Adorno, Foucault, and the Critique of the West argues that critical theory continues to offer valuable resources for critique and contestation during this turbulent period in our history. To assess these resources, it examines the work of two of the twentieth century’s more prominent social theorists: Theodor W. Adorno and Michel Foucault. Although Adorno was situated squarely in the Marxist tradition that Foucault would occasionally challenge, Cook demonstrates that their critiques of our current predicament are complementary in important respects. Among other things, they converge in their focus on the historical conditions—economic in Adorno and political in Foucault—that gave rise to the racist and authoritarian tendencies that continue to blight the West. But this book will also show that as Adorno and Foucault plumb the economic and political forces that have shaped our identities, they offer remarkably similar answers to the perennial question: What is to be done?

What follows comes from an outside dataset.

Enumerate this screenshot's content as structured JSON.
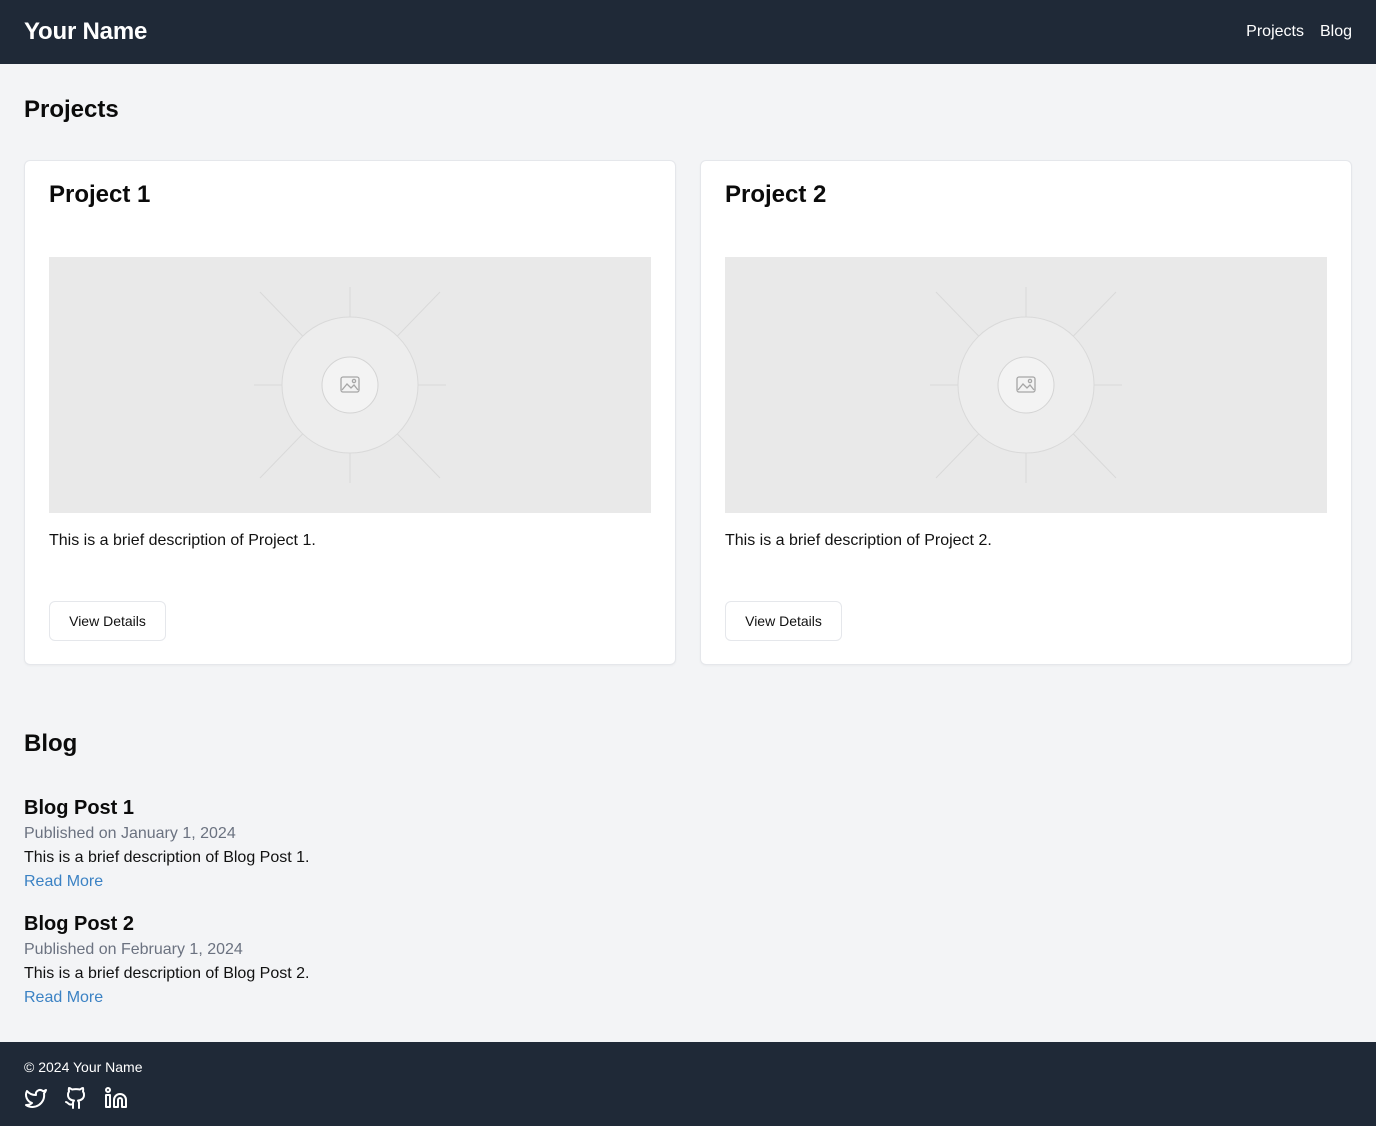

“Foucault’s relation to the Frankfurt School and the work of one of its key theorists was long overdue a critical reappraisal. Neither reducing one thinker to the other nor drawing artificial lines between traditions, this is a bold and thoughtful contribution to this valuable work. It should be required reading and the basis of wide critical engagement.”

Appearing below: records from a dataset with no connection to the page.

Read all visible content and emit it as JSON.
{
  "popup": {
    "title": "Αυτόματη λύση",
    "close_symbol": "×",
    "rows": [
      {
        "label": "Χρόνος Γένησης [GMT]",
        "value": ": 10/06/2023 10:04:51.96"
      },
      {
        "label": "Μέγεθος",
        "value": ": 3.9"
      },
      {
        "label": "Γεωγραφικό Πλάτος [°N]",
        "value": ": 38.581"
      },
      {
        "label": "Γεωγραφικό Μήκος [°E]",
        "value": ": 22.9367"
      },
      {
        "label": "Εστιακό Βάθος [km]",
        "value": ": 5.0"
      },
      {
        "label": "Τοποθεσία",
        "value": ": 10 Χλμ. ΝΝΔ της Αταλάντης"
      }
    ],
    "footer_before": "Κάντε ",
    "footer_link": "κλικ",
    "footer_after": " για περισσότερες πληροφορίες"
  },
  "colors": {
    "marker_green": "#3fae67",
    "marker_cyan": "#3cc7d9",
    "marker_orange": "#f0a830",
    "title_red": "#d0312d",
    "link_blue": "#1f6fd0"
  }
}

“Defying conventional wisdom, Deborah Cook makes a compelling case for the complementarity of Adorno and Foucault’s critical projects. In so doing, she makes clear that the theoretical legacy of the past century still has much to offer in the struggle to meet the daunting challenges of our own.”

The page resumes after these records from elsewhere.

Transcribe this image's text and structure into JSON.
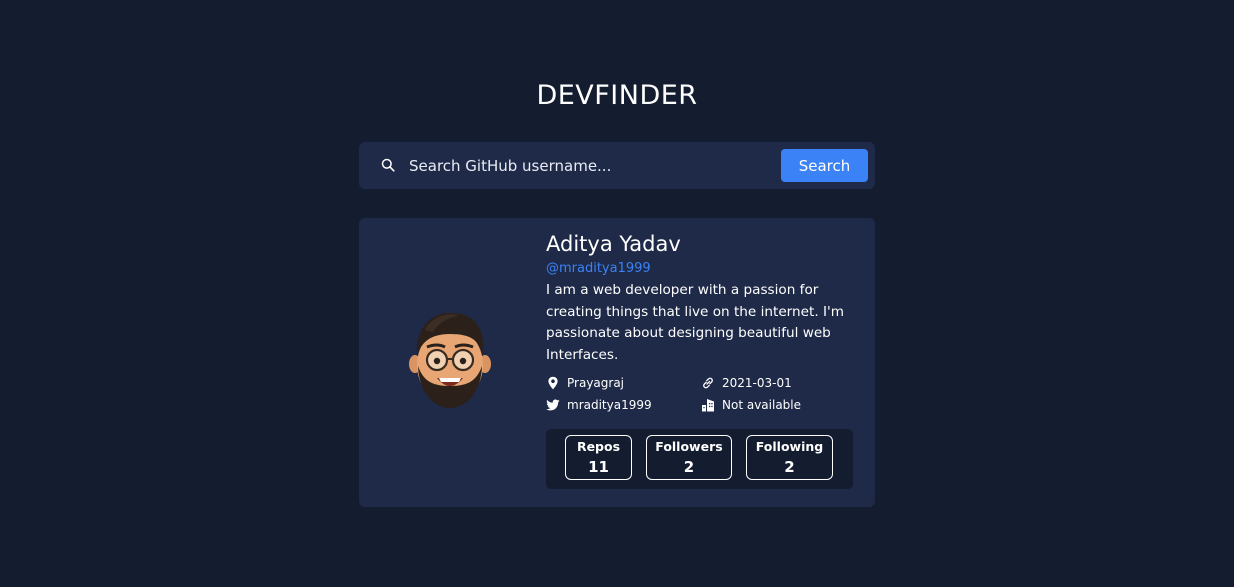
{
  "header": {
    "title": "DEVFINDER"
  },
  "search": {
    "placeholder": "Search GitHub username...",
    "value": "",
    "button_label": "Search",
    "icon": "search-icon"
  },
  "profile": {
    "name": "Aditya Yadav",
    "handle": "@mraditya1999",
    "bio": "I am a web developer with a passion for creating things that live on the internet. I'm passionate about designing beautiful web Interfaces.",
    "avatar_icon": "memoji-avatar",
    "meta": {
      "location": "Prayagraj",
      "blog": "2021-03-01",
      "twitter": "mraditya1999",
      "company": "Not available"
    },
    "stats": [
      {
        "label": "Repos",
        "value": "11"
      },
      {
        "label": "Followers",
        "value": "2"
      },
      {
        "label": "Following",
        "value": "2"
      }
    ]
  },
  "colors": {
    "background": "#141c30",
    "card": "#1e2a48",
    "accent": "#3b82f6",
    "text": "#ffffff"
  }
}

“Adorno was never confronted with structuralism and Foucault barely mentioned the Frankfurt School. Nevertheless, their critique of capitalism and Western civilization astonishingly converged. Cannot contemporary radical thought draw inspiration from both Adorno’s unmasking of instrumental reason and Foucault’s lucid investigation of biopolitical power? Deborah Cook establishes an extremely fruitful posthumous dialogue between these great thinkers. Highly readable and admiringly clear, her compelling essay provides many valuable ammunitions for critical theory in the twenty-first century.”